Über Conf - June 14 - 17, 2010 - No Fluff Just Stuff

Ian Robinson

Über Conf

Denver · June 14 - 17, 2010

You are viewing details from a past event
Ian Robinson

Co-author of REST in Practice

Ian Robinson (@iansrobinson) is Director of Customer Success for Neo Technology, the company behind Neo4j, the world's leading open source graph database. He is a co-author of 'REST in Practice' (O'Reilly) and a contributor to the forthcoming books 'REST: From Research to Practice' (Springer) and 'Service Design Patterns' (Addison-Wesley). He presents at conferences worldwide on the big Web graph of REST, and the awesome graph capabilities of Neo4j, and blogs at http://iansrobinson.com.

Presentations

Business Architecture Foundations of IT

Many organisations today are frustrated by success: their rapid, ad hoc growth has resulted in a “tube map” systems estate that is costly to operate, and which inhibits business agility.

In this talk, I show how an organisation can take its first steps to resolve this impasse by teasing apart strategy and execution. I discuss how our models of what the business does and what it's trying to achieve influence the progress of large software initiatives, and describe a number of practices and activities that together create a useful representation of a firm's operating model - one that can be used to identify, prioritise and plan strategic IT investments, and guide the evolution of the systems estate in an incremental, sustainable fashion.

Hydras and Hypermedia

Do you know what your enterprise apps get up to in their time off? Fighting fantasy, pick-your-path, hypermedia-driven, RESTful Web application adventures – of course.

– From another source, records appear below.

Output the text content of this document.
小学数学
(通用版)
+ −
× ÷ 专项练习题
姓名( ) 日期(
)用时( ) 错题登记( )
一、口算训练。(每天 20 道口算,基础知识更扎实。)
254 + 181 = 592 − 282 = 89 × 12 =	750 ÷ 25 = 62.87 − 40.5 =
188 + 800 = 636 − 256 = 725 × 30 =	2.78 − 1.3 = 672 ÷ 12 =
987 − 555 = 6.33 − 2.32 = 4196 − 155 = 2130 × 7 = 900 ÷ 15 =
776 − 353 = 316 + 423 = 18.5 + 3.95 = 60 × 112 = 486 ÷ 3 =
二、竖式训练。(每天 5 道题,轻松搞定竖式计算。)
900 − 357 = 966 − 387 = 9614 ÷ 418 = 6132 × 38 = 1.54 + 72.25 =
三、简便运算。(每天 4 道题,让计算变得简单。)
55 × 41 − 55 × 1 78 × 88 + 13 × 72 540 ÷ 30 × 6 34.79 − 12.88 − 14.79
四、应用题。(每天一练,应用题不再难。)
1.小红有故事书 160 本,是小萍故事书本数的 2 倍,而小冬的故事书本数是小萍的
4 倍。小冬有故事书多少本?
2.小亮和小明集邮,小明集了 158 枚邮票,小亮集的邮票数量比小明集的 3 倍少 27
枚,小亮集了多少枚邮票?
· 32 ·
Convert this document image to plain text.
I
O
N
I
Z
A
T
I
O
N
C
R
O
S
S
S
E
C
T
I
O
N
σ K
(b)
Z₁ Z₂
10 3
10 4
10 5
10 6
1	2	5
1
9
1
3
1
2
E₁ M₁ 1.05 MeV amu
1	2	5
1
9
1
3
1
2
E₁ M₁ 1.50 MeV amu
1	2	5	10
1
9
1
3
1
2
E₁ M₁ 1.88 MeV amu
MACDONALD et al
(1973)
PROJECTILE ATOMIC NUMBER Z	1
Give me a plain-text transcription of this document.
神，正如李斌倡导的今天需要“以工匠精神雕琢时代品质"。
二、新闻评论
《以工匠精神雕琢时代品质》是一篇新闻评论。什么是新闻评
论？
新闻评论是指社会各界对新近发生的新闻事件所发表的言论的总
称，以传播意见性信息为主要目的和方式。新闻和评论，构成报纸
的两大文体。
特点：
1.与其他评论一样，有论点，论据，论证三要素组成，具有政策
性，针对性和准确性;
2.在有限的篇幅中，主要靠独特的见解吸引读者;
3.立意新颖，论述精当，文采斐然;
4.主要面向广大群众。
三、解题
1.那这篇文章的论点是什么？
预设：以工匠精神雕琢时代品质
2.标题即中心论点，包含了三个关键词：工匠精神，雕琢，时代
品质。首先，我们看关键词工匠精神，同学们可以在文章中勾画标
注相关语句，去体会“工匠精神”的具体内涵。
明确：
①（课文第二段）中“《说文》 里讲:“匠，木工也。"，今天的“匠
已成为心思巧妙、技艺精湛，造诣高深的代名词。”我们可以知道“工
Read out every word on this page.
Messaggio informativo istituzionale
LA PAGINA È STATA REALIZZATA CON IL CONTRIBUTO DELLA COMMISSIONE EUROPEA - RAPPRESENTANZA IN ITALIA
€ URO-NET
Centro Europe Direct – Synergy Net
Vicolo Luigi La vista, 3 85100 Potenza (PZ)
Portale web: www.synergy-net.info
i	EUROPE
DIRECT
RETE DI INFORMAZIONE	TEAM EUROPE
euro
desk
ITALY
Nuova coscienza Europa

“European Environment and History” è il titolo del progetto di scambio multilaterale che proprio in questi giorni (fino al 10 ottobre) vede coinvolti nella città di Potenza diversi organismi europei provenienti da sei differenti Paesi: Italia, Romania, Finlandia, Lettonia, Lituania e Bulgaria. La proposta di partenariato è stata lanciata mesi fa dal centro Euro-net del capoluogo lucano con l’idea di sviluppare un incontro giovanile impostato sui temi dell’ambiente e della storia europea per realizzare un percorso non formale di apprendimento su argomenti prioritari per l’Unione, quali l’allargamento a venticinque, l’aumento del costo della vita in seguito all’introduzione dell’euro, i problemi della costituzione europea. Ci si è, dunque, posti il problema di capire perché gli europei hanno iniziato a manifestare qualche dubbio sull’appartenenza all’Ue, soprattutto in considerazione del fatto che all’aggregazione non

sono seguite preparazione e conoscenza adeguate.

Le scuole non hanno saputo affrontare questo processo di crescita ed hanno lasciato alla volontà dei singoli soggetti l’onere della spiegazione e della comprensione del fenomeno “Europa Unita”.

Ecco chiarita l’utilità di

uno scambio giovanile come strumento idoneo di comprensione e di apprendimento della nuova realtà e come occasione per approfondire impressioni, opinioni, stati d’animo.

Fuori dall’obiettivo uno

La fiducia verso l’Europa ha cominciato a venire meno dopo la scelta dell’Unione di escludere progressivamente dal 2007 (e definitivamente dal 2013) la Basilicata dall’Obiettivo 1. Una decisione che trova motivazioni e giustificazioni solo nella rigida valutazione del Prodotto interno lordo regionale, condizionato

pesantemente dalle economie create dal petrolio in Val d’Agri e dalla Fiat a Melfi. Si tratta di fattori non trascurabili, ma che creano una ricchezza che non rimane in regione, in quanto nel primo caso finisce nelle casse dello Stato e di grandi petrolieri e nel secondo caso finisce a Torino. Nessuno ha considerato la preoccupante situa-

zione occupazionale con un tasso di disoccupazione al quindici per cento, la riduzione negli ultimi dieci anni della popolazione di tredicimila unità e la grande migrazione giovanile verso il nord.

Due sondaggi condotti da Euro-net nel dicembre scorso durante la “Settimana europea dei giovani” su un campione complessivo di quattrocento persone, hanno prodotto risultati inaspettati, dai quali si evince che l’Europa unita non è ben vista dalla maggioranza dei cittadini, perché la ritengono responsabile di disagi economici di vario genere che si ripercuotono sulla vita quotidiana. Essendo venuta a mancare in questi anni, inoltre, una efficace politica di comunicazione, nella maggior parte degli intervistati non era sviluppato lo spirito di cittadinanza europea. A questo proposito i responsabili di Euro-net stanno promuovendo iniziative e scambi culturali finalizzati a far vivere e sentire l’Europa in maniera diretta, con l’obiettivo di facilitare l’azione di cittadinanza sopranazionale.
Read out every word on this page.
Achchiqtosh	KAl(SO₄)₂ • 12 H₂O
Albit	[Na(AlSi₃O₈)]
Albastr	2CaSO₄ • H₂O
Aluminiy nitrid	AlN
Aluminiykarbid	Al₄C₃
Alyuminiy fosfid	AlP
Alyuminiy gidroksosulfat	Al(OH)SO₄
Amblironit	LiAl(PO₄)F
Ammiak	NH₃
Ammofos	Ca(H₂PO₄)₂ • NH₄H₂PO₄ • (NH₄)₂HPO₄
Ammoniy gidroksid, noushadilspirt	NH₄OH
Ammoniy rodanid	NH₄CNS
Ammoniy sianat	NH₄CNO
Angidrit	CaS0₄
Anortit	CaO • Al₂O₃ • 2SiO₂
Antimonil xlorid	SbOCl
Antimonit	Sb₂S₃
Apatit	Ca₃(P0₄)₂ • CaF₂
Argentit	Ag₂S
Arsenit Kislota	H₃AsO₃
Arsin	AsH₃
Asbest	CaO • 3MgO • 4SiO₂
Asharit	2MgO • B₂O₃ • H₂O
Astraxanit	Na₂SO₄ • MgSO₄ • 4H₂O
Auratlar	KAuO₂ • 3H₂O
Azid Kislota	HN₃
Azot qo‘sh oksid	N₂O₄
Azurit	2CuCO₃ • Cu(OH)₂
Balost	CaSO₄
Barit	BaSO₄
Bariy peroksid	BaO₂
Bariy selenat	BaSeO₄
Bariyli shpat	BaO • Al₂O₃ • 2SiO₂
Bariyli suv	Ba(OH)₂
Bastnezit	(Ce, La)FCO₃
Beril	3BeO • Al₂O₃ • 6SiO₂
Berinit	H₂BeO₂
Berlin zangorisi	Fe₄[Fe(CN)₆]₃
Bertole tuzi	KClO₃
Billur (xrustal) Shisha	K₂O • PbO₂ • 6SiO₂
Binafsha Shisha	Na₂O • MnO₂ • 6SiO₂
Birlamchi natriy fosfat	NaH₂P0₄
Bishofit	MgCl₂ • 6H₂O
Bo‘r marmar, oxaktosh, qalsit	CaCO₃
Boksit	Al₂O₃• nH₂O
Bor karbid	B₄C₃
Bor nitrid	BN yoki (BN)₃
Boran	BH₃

With techniques drawn from the forthcoming O'Reilly book REST in Practice, this session challenges the notion that REST is suitable only for simple CRUD-based data services, suggesting instead that the Web’s architecture provides everything we need to model and implement sophisticated business processes in Web-based applications.

The Counterintuitive Web

The Web doesn't care for your finely-honed application architecture principles - for your orthodox tell-don't-ask, information hiding dictums, separated concerns, and guaranteed and reliable delivery strategies. It's an irresponsible place, where exposing your data, polling for results and making your errors the client's problem are considered acceptable behaviour. If it wasn't so successful, it'd be dismissed as an architectural clown.